En temps normal, la pièce se trouve au Museo di Capodimonte, près de Naples, où ont atterri nombre de trésors Farnèse après bien des complications dynastiques. L’objet (35 kilos!) avait besoin d'une bonne restauration. Il a fallu trois spécialistes. Ces derniers ont travaillé aux frais de l'Inteso Sanpaolo, qui a repris de diverses banques gloutonnement avalées des traditions de mécénat. Le sponsor a cependant demandé de pouvoir exposer de résultat à Milan, puis à Parme, où les Farnèse ont longtemps régné. Le visiteur peut donc aller dans l'énorme édifice situé à côté de la Scala, dont je vous ai déjà parlé. La cassette se trouve dans l'ancienne salle des coffres qui a, elle aussi, gardé son décor 1880 avec une énorme porte blindée signée Fichet. La chose se voit présentée comme un reliquaire sous des éclairages changeants.

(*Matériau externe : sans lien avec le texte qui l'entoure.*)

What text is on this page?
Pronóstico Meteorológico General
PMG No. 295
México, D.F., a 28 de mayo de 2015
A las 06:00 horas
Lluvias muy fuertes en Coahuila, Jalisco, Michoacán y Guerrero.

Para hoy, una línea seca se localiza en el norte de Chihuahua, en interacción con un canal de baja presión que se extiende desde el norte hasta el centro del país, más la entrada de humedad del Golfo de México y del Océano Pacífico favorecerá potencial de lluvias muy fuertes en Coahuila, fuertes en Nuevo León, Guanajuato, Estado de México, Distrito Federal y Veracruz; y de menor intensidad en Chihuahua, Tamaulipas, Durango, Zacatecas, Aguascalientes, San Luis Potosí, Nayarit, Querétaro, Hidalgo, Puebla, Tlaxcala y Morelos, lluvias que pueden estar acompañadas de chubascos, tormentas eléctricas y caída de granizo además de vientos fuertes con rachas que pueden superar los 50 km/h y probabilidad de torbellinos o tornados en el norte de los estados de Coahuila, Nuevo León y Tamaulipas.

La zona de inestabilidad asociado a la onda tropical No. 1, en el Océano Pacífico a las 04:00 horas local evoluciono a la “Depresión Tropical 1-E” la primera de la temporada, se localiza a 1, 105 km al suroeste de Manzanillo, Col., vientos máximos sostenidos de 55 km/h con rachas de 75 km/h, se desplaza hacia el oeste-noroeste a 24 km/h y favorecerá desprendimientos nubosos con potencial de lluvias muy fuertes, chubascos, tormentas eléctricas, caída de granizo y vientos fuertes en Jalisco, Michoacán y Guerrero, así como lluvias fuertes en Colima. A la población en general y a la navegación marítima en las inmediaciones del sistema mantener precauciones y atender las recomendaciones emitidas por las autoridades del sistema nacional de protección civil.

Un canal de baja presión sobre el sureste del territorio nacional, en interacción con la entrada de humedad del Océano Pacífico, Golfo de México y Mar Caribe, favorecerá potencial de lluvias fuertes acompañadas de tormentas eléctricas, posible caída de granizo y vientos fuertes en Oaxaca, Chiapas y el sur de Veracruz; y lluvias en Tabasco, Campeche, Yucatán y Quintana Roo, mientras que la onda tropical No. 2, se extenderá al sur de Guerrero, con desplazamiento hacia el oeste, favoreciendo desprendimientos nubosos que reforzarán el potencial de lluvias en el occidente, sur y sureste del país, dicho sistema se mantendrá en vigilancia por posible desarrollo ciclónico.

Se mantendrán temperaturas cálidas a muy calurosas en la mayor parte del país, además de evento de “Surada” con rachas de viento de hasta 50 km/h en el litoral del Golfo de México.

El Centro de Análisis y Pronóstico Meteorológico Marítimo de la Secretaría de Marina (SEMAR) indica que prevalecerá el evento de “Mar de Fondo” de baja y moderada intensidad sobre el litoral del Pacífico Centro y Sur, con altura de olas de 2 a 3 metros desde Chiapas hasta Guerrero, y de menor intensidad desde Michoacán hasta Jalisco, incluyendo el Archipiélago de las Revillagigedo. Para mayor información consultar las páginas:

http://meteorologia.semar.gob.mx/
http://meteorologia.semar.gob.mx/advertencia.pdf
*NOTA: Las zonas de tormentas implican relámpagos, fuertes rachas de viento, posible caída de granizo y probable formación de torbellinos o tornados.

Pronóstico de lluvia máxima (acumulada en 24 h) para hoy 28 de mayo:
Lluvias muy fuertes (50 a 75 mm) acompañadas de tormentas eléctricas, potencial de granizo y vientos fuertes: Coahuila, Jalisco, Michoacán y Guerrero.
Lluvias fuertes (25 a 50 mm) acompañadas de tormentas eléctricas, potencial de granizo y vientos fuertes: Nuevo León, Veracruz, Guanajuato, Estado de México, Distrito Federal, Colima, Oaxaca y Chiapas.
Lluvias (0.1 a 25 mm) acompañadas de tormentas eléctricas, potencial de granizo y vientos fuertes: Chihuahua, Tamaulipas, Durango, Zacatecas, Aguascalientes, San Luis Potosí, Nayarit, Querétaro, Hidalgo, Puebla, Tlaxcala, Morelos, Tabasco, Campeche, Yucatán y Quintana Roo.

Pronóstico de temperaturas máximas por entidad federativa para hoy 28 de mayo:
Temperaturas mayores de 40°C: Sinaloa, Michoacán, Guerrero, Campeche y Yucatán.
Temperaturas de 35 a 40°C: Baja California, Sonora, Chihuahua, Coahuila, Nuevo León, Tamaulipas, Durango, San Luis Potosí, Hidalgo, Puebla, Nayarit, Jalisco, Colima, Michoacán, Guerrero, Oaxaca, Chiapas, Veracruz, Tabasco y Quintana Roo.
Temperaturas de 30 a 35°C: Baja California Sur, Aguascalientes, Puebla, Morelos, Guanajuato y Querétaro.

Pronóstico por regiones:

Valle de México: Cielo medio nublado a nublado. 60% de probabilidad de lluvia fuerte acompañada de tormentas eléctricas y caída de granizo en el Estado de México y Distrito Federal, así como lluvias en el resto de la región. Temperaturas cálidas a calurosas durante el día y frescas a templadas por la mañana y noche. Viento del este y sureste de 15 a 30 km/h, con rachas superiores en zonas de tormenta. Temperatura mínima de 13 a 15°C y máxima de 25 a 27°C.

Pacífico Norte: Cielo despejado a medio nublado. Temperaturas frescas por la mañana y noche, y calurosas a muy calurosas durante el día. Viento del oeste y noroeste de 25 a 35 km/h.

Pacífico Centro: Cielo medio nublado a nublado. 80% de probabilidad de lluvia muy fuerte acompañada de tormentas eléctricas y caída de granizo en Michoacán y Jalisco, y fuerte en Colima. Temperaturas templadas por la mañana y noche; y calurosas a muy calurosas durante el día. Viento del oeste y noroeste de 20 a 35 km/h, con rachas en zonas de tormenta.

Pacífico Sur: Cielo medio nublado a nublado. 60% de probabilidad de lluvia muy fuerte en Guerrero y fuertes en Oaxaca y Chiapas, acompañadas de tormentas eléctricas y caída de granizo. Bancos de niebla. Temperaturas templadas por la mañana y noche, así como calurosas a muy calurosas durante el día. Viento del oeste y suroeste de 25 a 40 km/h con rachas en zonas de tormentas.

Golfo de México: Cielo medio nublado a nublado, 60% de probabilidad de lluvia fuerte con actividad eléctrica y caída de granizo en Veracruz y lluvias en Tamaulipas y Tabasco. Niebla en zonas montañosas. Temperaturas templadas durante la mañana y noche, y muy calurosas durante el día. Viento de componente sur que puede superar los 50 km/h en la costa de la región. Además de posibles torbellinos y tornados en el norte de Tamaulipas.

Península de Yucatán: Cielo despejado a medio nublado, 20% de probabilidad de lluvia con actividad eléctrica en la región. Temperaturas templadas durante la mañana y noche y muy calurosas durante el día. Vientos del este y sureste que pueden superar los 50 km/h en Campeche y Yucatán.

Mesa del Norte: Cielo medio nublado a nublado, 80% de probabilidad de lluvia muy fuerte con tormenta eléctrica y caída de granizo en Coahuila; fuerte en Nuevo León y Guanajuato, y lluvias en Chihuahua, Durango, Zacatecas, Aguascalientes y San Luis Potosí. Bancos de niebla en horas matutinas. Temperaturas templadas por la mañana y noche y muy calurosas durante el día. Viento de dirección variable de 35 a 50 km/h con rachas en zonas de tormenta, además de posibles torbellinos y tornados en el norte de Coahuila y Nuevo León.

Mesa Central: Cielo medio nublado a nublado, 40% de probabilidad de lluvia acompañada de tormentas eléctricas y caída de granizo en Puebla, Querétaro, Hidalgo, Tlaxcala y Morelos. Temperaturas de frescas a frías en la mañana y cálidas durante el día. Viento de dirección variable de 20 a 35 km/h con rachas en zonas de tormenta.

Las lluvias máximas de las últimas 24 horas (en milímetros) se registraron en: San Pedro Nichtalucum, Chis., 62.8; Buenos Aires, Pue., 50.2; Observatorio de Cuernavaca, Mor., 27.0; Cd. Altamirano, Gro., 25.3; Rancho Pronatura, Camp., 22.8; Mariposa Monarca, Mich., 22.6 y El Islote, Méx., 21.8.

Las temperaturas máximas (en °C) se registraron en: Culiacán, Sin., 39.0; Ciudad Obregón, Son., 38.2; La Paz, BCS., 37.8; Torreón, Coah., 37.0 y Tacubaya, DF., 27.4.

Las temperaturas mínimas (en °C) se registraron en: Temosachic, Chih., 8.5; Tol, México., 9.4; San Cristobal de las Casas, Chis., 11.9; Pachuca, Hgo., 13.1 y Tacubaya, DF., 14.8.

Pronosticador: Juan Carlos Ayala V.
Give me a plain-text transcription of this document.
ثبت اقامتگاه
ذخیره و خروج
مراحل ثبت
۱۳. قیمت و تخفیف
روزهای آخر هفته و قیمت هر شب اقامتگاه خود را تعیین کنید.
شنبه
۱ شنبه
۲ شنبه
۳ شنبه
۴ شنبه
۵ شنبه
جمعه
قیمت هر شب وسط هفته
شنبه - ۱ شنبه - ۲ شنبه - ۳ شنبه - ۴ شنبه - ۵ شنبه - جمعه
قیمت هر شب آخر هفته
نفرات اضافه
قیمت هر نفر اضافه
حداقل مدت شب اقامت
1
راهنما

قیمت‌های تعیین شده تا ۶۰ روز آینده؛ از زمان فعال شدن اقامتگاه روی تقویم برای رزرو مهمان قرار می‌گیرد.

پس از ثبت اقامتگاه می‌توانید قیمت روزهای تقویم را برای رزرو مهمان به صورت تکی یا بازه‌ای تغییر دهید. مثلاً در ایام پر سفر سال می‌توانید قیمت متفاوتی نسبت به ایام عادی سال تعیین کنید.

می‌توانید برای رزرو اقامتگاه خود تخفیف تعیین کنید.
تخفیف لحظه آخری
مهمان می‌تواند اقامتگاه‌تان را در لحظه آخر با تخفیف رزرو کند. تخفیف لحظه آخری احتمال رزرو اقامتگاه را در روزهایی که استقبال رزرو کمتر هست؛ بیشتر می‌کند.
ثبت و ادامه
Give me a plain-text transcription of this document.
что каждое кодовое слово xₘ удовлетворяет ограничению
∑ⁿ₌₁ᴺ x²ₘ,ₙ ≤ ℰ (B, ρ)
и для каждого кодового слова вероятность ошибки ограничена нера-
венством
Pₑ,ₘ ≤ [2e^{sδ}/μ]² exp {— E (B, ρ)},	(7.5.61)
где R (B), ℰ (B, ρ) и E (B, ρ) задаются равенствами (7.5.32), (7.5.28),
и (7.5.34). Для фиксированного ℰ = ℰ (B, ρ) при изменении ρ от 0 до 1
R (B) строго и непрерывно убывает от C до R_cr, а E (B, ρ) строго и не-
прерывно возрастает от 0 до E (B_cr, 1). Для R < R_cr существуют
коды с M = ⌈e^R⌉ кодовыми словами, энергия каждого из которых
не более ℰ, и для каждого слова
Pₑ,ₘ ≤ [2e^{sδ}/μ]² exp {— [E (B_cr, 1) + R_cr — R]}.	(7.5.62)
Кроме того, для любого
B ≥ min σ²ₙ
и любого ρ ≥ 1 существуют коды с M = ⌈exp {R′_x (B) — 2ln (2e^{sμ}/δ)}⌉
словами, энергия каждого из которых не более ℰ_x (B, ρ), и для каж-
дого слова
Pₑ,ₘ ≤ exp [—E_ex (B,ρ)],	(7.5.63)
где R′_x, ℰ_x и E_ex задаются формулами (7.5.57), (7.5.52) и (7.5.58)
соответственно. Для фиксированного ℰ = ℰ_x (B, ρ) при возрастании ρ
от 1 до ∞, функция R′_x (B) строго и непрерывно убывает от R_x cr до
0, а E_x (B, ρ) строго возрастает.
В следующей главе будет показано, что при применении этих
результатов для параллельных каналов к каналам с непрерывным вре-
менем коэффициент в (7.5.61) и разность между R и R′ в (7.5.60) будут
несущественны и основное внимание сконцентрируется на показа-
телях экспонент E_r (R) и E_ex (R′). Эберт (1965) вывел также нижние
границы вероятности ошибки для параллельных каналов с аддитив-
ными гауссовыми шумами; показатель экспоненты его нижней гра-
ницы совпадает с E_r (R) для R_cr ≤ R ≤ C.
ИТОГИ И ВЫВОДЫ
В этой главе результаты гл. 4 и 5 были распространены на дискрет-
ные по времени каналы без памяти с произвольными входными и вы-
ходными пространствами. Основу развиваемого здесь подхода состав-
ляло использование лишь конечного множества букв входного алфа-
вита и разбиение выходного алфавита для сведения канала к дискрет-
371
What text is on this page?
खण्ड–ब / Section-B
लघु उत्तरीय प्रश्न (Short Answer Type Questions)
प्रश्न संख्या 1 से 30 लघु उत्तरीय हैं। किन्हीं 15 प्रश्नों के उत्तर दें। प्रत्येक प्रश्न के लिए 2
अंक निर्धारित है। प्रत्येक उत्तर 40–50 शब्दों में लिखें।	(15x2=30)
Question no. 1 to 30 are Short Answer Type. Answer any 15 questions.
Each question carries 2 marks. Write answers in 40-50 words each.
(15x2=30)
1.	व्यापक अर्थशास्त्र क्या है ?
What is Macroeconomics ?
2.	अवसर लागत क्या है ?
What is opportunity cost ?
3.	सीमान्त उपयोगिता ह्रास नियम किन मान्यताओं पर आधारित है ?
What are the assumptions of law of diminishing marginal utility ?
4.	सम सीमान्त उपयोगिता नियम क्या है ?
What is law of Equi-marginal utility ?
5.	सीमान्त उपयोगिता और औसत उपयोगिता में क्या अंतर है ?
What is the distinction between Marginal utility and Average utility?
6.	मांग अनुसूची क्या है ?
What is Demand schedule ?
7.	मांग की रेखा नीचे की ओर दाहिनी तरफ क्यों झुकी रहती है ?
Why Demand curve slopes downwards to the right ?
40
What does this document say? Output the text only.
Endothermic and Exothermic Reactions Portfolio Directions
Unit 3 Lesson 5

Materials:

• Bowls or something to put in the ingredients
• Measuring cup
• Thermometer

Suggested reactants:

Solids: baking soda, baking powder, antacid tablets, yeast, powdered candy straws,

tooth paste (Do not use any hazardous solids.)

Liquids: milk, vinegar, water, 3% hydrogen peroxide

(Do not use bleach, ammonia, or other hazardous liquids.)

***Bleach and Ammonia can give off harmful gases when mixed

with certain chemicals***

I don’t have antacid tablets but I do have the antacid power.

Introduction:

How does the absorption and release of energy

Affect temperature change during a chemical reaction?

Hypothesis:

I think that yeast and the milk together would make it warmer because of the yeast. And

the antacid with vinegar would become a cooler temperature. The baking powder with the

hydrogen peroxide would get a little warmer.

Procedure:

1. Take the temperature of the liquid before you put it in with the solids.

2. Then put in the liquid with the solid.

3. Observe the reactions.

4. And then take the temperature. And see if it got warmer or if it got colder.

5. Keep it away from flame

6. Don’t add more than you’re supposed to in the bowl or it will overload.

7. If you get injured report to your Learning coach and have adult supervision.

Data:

Effet garanti. C'est vraiment du plein la vue.

Un fastueux cardinal

Un seul tableau complète l'accrochage. C'est le portrait du cardinal Alexandre Farnèse par le Titien, brossé en 1545. Il s'agit du commanditaire de la cassette, qui a dû lui coûter un saladier. Ce neveu du pape Paul III en avait cependant les moyens. C'est lui qui a fait édifier à Rome le fameux Palais Farnèse, servant depuis 1936 d'ambassade à la France. L'homme a d'ailleurs fait cadeau de la merveille à la future épouse de son neveu, qui se prénommait comme par hasard lui aussi Alexandre. Maria d'Aviz était Portugaise. Une alliance royale. Personne ne soupçonnait alors que la famille allait s'éteindre du côté des mâles et que le pays disparaîtrait de la carte de 1580 à 1640, passant sous la coupe de l'Espagne. 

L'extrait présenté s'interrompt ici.